Bannon selbst hat am Sonntag Bedauern über die Auswirkungen von Bemerkungen geäußert, mit denen er zitiert wird. In einer der Nachrichten-Webseite Axios zugeleiteten Erklärung bekundete er nach deren Angaben zugleich "unerschütterliche Unterstützung" für den US-Präsidenten und dessen Agenda.

Kritik an Ungenauigkeit

Dann wären da noch die Fehler, die dem Verfasser Michael Wolff unterliefen, einem Journalisten, der bekannt ist für einen flüssigen Erzählstil, aber eben auch dafür, dass er manches ausschmückt, ohne sich exakt an die Details zu halten. In einer Passage beschreibt er, wie dem Präsidenten in spe geraten wird, John Boehner, den ehemaligen Vorsitzenden des Repräsentantenhauses, als Cheforganisator in die Machtzentrale zu holen. "Wer ist das denn?", soll Trump gefragt haben, was wenig glaubwürdig klingt, zumal er zu jener Zeit mit Boehner schon des Öfteren Golf gespielt hatte.

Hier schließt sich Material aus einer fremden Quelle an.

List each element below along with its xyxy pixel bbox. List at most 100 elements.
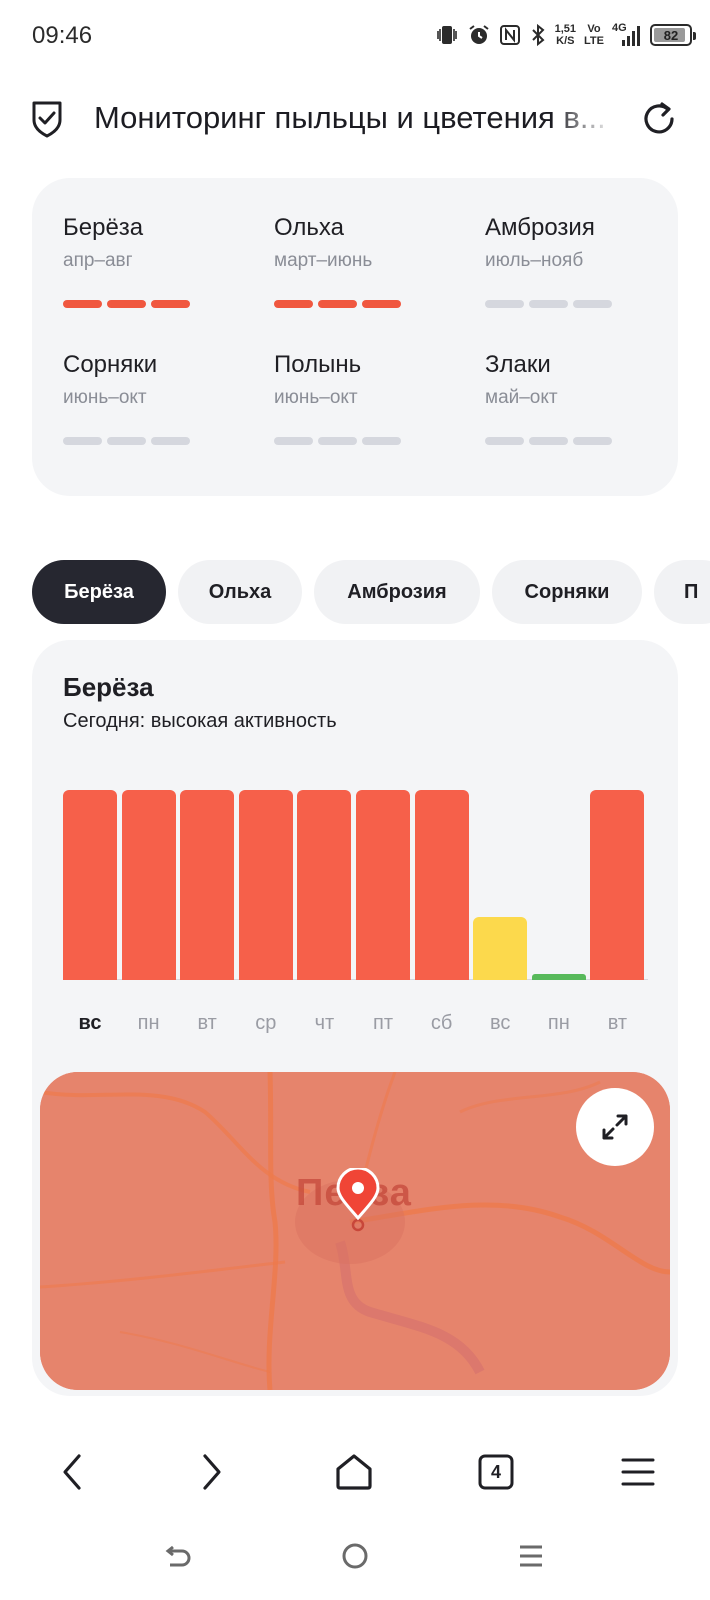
season-range: июль–нояб (485, 250, 584, 271)
status-bar: 09:46 1,51 K/S Vo LTE 4G 82 (0, 0, 710, 76)
chart-day-label: ср (255, 1012, 277, 1034)
network-speed: 1,51 K/S (555, 23, 576, 47)
chart-day-label: вс (78, 1012, 102, 1034)
tabs-count: 4 (490, 1461, 501, 1482)
chart-day-label: пн (137, 1012, 160, 1034)
tab-chip[interactable]: Берёза (32, 560, 166, 624)
season-level-segment (63, 437, 102, 445)
season-item: Берёза апр–авг (63, 214, 263, 334)
season-item: Амброзия июль–нояб (485, 214, 685, 334)
chart-bar[interactable] (531, 974, 586, 980)
season-level-segment (573, 300, 612, 308)
season-level-bars (63, 437, 190, 445)
season-item: Полынь июнь–окт (274, 351, 474, 471)
speed-value: 1,51 (554, 23, 577, 35)
season-level-segment (151, 437, 190, 445)
chart-bar[interactable] (590, 790, 645, 980)
map-background (40, 1072, 670, 1390)
expand-map-button[interactable] (576, 1088, 654, 1166)
season-level-bars (274, 300, 401, 308)
activity-chart (63, 790, 648, 980)
tabs-button[interactable]: 4 (468, 1446, 524, 1498)
season-level-segment (529, 300, 568, 308)
season-name: Сорняки (63, 351, 158, 378)
season-name: Ольха (274, 214, 344, 241)
status-time: 09:46 (32, 22, 93, 49)
chart-bar[interactable] (297, 790, 352, 980)
chart-bar[interactable] (356, 790, 410, 980)
chart-card: Берёза Сегодня: высокая активность вс пн в… (32, 640, 678, 1396)
allergen-tabs: Берёза Ольха Амброзия Сорняки П (32, 560, 710, 624)
system-back-icon (165, 1545, 191, 1567)
season-level-segment (274, 437, 313, 445)
season-level-segment (485, 437, 524, 445)
system-menu-button[interactable] (506, 1534, 556, 1578)
season-item: Сорняки июнь–окт (63, 351, 263, 471)
chart-day-label: вт (607, 1012, 628, 1034)
season-level-segment (529, 437, 568, 445)
tab-chip[interactable]: Амброзия (314, 560, 480, 624)
system-nav (0, 1528, 710, 1588)
season-level-segment (107, 300, 146, 308)
speed-unit: K/S (556, 35, 575, 47)
location-pin-icon (336, 1168, 380, 1232)
season-level-segment (362, 437, 401, 445)
signal-icon: 4G (612, 22, 642, 48)
tabs-icon (478, 1454, 514, 1490)
chart-day-label: чт (314, 1012, 335, 1034)
season-range: апр–авг (63, 250, 133, 271)
page-title: Мониторинг пыльцы и цветения в... (94, 100, 606, 135)
season-card: Берёза апр–авг Ольха март–июнь Амброзия июль–… (32, 178, 678, 496)
season-level-segment (318, 300, 357, 308)
menu-button[interactable] (610, 1446, 666, 1498)
menu-icon (621, 1458, 655, 1486)
season-name: Амброзия (485, 214, 595, 241)
browser-nav: 4 (0, 1436, 710, 1508)
tab-chip[interactable]: П (654, 560, 710, 624)
season-level-segment (485, 300, 524, 308)
alarm-icon (469, 25, 489, 44)
system-back-button[interactable] (152, 1534, 202, 1578)
system-menu-icon (520, 1545, 542, 1567)
chart-bar[interactable] (414, 790, 469, 980)
chart-day-label: вс (489, 1012, 511, 1034)
season-level-segment (63, 300, 102, 308)
vibrate-icon (436, 26, 457, 44)
forward-button[interactable] (184, 1446, 240, 1498)
season-level-segment (274, 300, 313, 308)
tab-chip[interactable]: Ольха (178, 560, 302, 624)
chart-bar[interactable] (473, 917, 528, 980)
season-level-bars (274, 437, 401, 445)
chart-day-label: пн (547, 1012, 570, 1034)
home-icon (336, 1454, 372, 1490)
chart-bar[interactable] (180, 790, 235, 980)
season-item: Злаки май–окт (485, 351, 685, 471)
season-item: Ольха март–июнь (274, 214, 474, 334)
system-home-button[interactable] (330, 1534, 380, 1578)
home-button[interactable] (326, 1446, 382, 1498)
forward-icon (203, 1454, 221, 1490)
season-level-segment (318, 437, 357, 445)
back-icon (63, 1454, 81, 1490)
chart-bar[interactable] (63, 790, 117, 980)
season-name: Злаки (485, 351, 551, 378)
refresh-icon[interactable] (638, 98, 680, 140)
battery-icon: 82 (650, 24, 696, 46)
tab-chip[interactable]: Сорняки (492, 560, 642, 624)
season-level-bars (63, 300, 190, 308)
chart-subtitle: Сегодня: высокая активность (63, 710, 337, 732)
season-level-segment (573, 437, 612, 445)
status-icons: 1,51 K/S Vo LTE 4G 82 (435, 22, 696, 48)
shield-check-icon[interactable] (28, 98, 66, 138)
season-level-bars (485, 437, 612, 445)
network-type: 4G (612, 22, 627, 34)
chart-day-label: вт (197, 1012, 217, 1034)
volte-indicator: Vo LTE (584, 23, 604, 47)
chart-bar[interactable] (238, 790, 293, 980)
pollen-map[interactable]: Пенза (40, 1072, 670, 1390)
battery-level: 82 (663, 27, 679, 43)
chart-bar[interactable] (121, 790, 176, 980)
expand-icon (602, 1114, 628, 1140)
back-button[interactable] (44, 1446, 100, 1498)
header: Мониторинг пыльцы и цветения в... (0, 88, 710, 150)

Es sind Schnitzer wie diese, die den Publicity-Pulk des Weißen Hauses von einem Kompendium der Lügen sprechen lassen, während unabhängige Köpfe betonen, dass Wolff trotz manchen Schönheitsfehlers eines gelungen sei: den Kern der Sache zu treffen. Wie sonst lasse sich erklären, dass Donald Trump dermaßen gereizt reagiert? (Frank Herrmann aus Washington, 7.1.2018)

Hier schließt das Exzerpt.